In July 2019, the prime minister, Boris Johnson, publicly recognised that the system needs to change and promised to fix the social care crisis. This week, in the Budget, the UK government could have committed to funding and implementing an agenda for change in social care, but did not.

The chancellor has rightly given a lot of attention to securing an economic recovery post-Covid, but the crisis in social care remains, and is getting worse over time. There is a great hole in the heart of the Budget when it comes to delivering the same commitment to securing a social recovery after the pandemic, and one that provides the greatest support to those who have been hardest hit over the last year.
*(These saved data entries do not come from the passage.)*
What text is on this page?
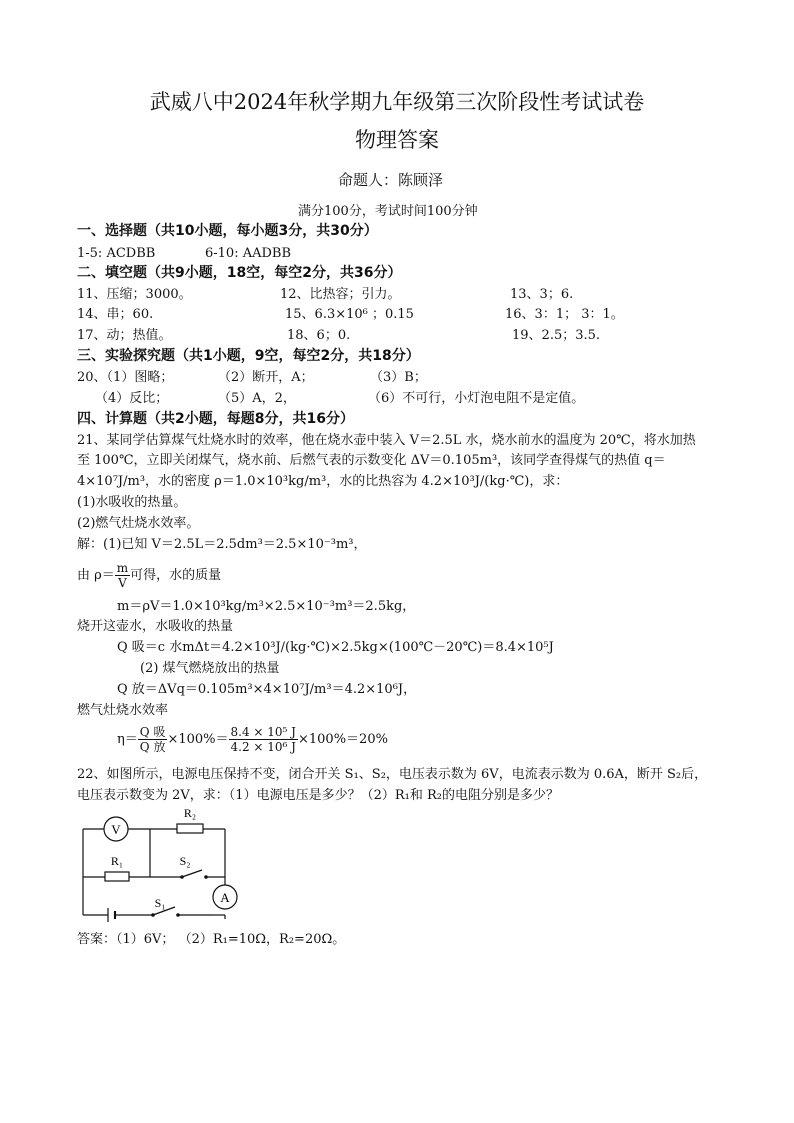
武威八中2024年秋学期九年级第三次阶段性考试试卷
物理答案
命题人：陈顾泽
满分100分，考试时间100分钟
一、选择题（共10小题，每小题3分，共30分）
1-5: ACDBB	6-10: AADBB
二、填空题（共9小题，18空，每空2分，共36分）
11、压缩；3000。	12、比热容；引力。	13、3；6.
14、串；60.	15、6.3×10⁶ ；0.15	16、3：1； 3：1。
17、动；热值。	18、6；0.	19、2.5；3.5.
三、实验探究题（共1小题，9空，每空2分，共18分）
20、（1）图略；	（2）断开，A；	（3）B；
（4）反比；	（5）A，2，	（6）不可行，小灯泡电阻不是定值。
四、计算题（共2小题，每题8分，共16分）
21、某同学估算煤气灶烧水时的效率，他在烧水壶中装入 V＝2.5L 水，烧水前水的温度为 20℃，将水加热
至 100℃，立即关闭煤气，烧水前、后燃气表的示数变化 ΔV＝0.105m³，该同学查得煤气的热值 q＝
4×10⁷J/m³，水的密度 ρ＝1.0×10³kg/m³，水的比热容为 4.2×10³J/(kg·℃)，求：
(1)水吸收的热量。
(2)燃气灶烧水效率。
解：(1)已知 V＝2.5L＝2.5dm³＝2.5×10⁻³m³，
由 $\rho= \frac{m}{V}$ 可得，水的质量
m＝ρV＝1.0×10³kg/m³×2.5×10⁻³m³＝2.5kg，
烧开这壶水，水吸收的热量
Q 吸＝c 水mΔt＝4.2×10³J/(kg·℃)×2.5kg×(100℃－20℃)＝8.4×10⁵J
(2) 煤气燃烧放出的热量
Q 放＝ΔVq＝0.105m³×4×10⁷J/m³＝4.2×10⁶J，
燃气灶烧水效率
$\eta= \frac{\text{Q 吸}}{\text{Q 放}} \times 100\%= \frac{\text{8.4 × 10⁵ J}}{\text{4.2 × 10⁶ J}} \times 100\%=20\%$
22、如图所示，电源电压保持不变，闭合开关 S₁、S₂，电压表示数为 6V，电流表示数为 0.6A，断开 S₂后，
电压表示数变为 2V，求：（1）电源电压是多少？（2）R₁和 R₂的电阻分别是多少？
V
R₂
R₁	S₂
A
S₁
答案：（1）6V； （2）R₁=10Ω，R₂=20Ω。
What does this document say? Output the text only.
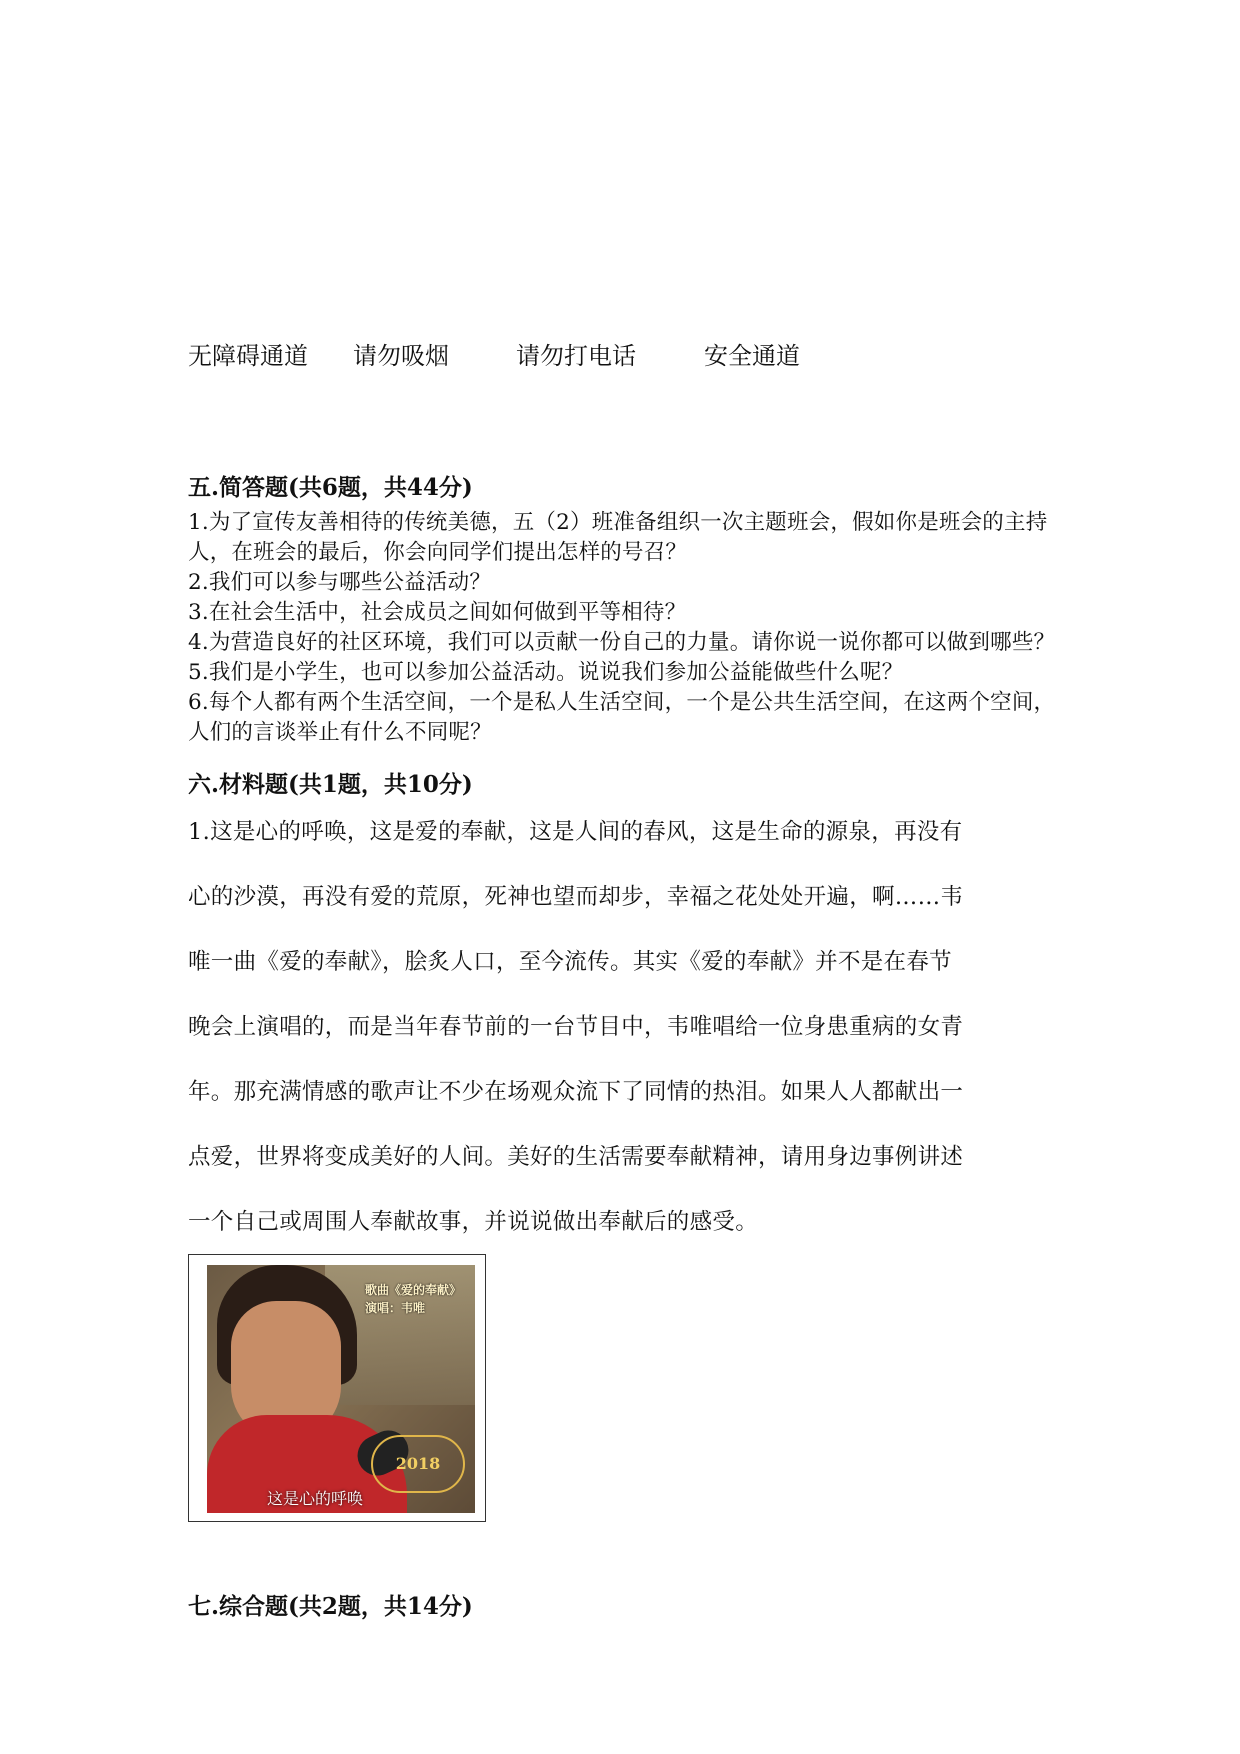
无障碍通道 请勿吸烟	请勿打电话	安全通道
五.简答题(共6题，共44分)

1.为了宣传友善相待的传统美德，五（2）班准备组织一次主题班会，假如你是班会的主持人，在班会的最后，你会向同学们提出怎样的号召？

2.我们可以参与哪些公益活动？

3.在社会生活中，社会成员之间如何做到平等相待？

4.为营造良好的社区环境，我们可以贡献一份自己的力量。请你说一说你都可以做到哪些？

5.我们是小学生，也可以参加公益活动。说说我们参加公益能做些什么呢？

6.每个人都有两个生活空间，一个是私人生活空间，一个是公共生活空间，在这两个空间，人们的言谈举止有什么不同呢？

六.材料题(共1题，共10分)

1.这是心的呼唤，这是爱的奉献，这是人间的春风，这是生命的源泉，再没有

心的沙漠，再没有爱的荒原，死神也望而却步，幸福之花处处开遍，啊……韦

唯一曲《爱的奉献》，脍炙人口，至今流传。其实《爱的奉献》并不是在春节

晚会上演唱的，而是当年春节前的一台节目中，韦唯唱给一位身患重病的女青

年。那充满情感的歌声让不少在场观众流下了同情的热泪。如果人人都献出一

点爱，世界将变成美好的人间。美好的生活需要奉献精神，请用身边事例讲述

一个自己或周围人奉献故事，并说说做出奉献后的感受。

歌曲《爱的奉献》
演唱：韦唯
2018
这是心的呼唤
七.综合题(共2题，共14分)
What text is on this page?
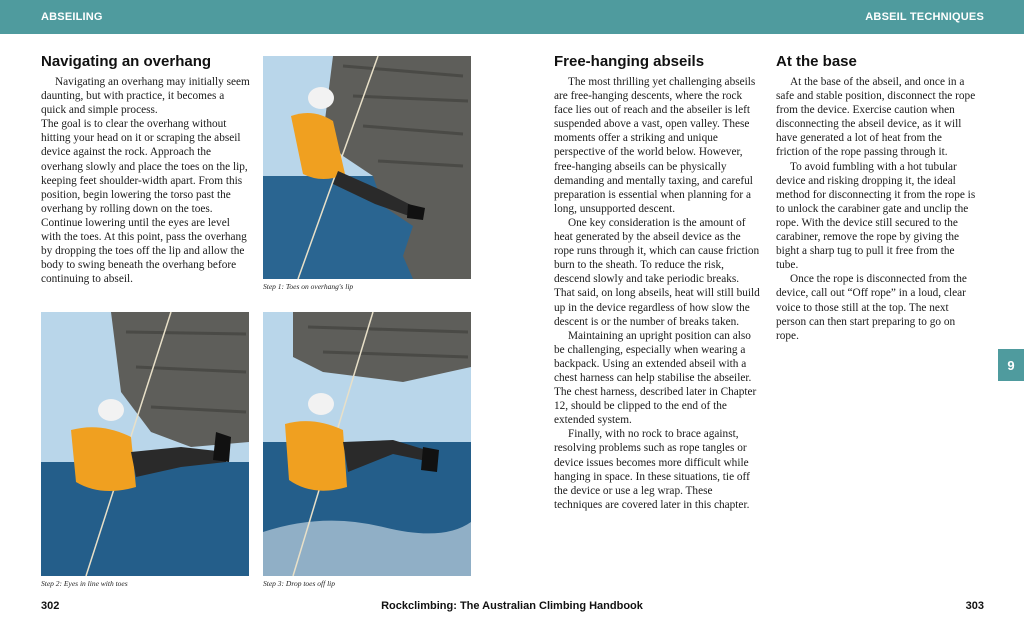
ABSEILING	ABSEIL TECHNIQUES
Navigating an overhang

Navigating an overhang may initially seem daunting, but with practice, it becomes a quick and simple process.

The goal is to clear the overhang without hitting your head on it or scraping the abseil device against the rock. Approach the overhang slowly and place the toes on the lip, keeping feet shoulder-width apart. From this position, begin lowering the torso past the overhang by rolling down on the toes. Continue lowering until the eyes are level with the toes. At this point, pass the overhang by dropping the toes off the lip and allow the body to swing beneath the overhang before continuing to abseil.

Step 1: Toes on overhang's lip
Step 2: Eyes in line with toes	Step 3: Drop toes off lip
Free-hanging abseils

The most thrilling yet challenging abseils are free-hanging descents, where the rock face lies out of reach and the abseiler is left suspended above a vast, open valley. These moments offer a striking and unique perspective of the world below. However, free-hanging abseils can be physically demanding and mentally taxing, and careful preparation is essential when planning for a long, unsupported descent.

One key consideration is the amount of heat generated by the abseil device as the rope runs through it, which can cause friction burn to the sheath. To reduce the risk, descend slowly and take periodic breaks. That said, on long abseils, heat will still build up in the device regardless of how slow the descent is or the number of breaks taken.

Maintaining an upright position can also be challenging, especially when wearing a backpack. Using an extended abseil with a chest harness can help stabilise the abseiler. The chest harness, described later in Chapter 12, should be clipped to the end of the extended system.

Finally, with no rock to brace against, resolving problems such as rope tangles or device issues becomes more difficult while hanging in space. In these situations, tie off the device or use a leg wrap. These techniques are covered later in this chapter.

At the base

At the base of the abseil, and once in a safe and stable position, disconnect the rope from the device. Exercise caution when disconnecting the abseil device, as it will have generated a lot of heat from the friction of the rope passing through it.

To avoid fumbling with a hot tubular device and risking dropping it, the ideal method for disconnecting it from the rope is to unlock the carabiner gate and unclip the rope. With the device still secured to the carabiner, remove the rope by giving the bight a sharp tug to pull it free from the tube.

Once the rope is disconnected from the device, call out “Off rope” in a loud, clear voice to those still at the top. The next person can then start preparing to go on rope.

9
302	Rockclimbing: The Australian Climbing Handbook	303
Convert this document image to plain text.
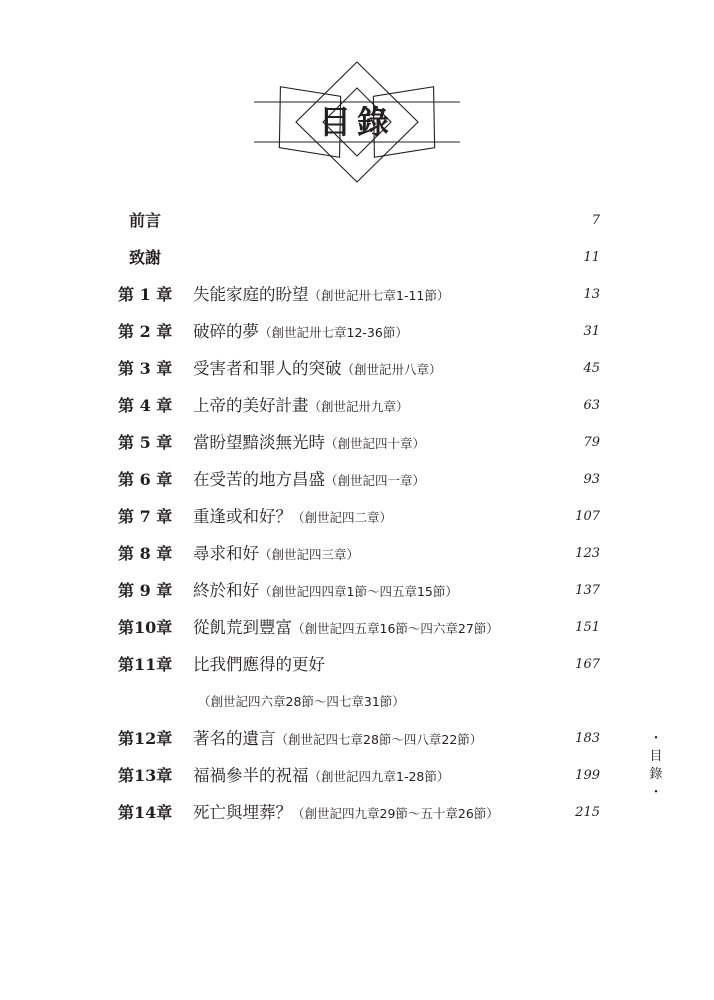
目錄
前言	7
致謝	11
第 1 章 失能家庭的盼望（創世記卅七章1-11節）	13
第 2 章 破碎的夢（創世記卅七章12-36節）	31
第 3 章 受害者和罪人的突破（創世記卅八章）	45
第 4 章 上帝的美好計畫（創世記卅九章）	63
第 5 章 當盼望黯淡無光時（創世記四十章）	79
第 6 章 在受苦的地方昌盛（創世記四一章）	93
第 7 章 重逢或和好？（創世記四二章）	107
第 8 章 尋求和好（創世記四三章）	123
第 9 章 終於和好（創世記四四章1節～四五章15節）	137
第10章 從飢荒到豐富（創世記四五章16節～四六章27節）	151
第11章 比我們應得的更好	167
（創世記四六章28節～四七章31節）
第12章 著名的遺言（創世記四七章28節～四八章22節）	183
第13章 福禍參半的祝福（創世記四九章1-28節）	199
第14章 死亡與埋葬？（創世記四九章29節～五十章26節）	215
・
目
錄
・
Within the next 20 years, there will be more than 100,000 more people dying each year. How dying people are supported now and in the future must become an urgent priority for this government. Marie Curie wants to see the government go further to deliver sustainable funding solutions to health and social care funding and the hospice sector.

Ruth Driscoll

Head of Policy and Public Affairs for Marie Curie in England

Environmental concerns

Rishi Sunak’s Budget, while below par, could have been worse. Frankly, though, I’d have preferred a much greater emphasis on green issues. Environmental causes are not totally absent, but nor are they at all dominant. Where is the zero carbon ambition? Fuel tax duties being frozen (yet again) weakens the already flimsy approach to climate and the environment. Taxes are going to start rising for millions, and yet the chancellor saw fit to keep petrol and diesel as cheap as possible. The world, owing to climate change, is dying. Did Mr Sunak not get the memo?

Sebastian Monblat

Sutton

The only way is up

There is a great deal of fuss about the new corporation tax rate of 25 per cent. Commentators ignore the fact that the hike is two years away and in the intervening time every other nation will have to find a way to finance their Covid-induced deficits. Our chancellor may have been the first to announce tax increases but he will not be the last.

In two years’ time our rates are likely to still be very competitive.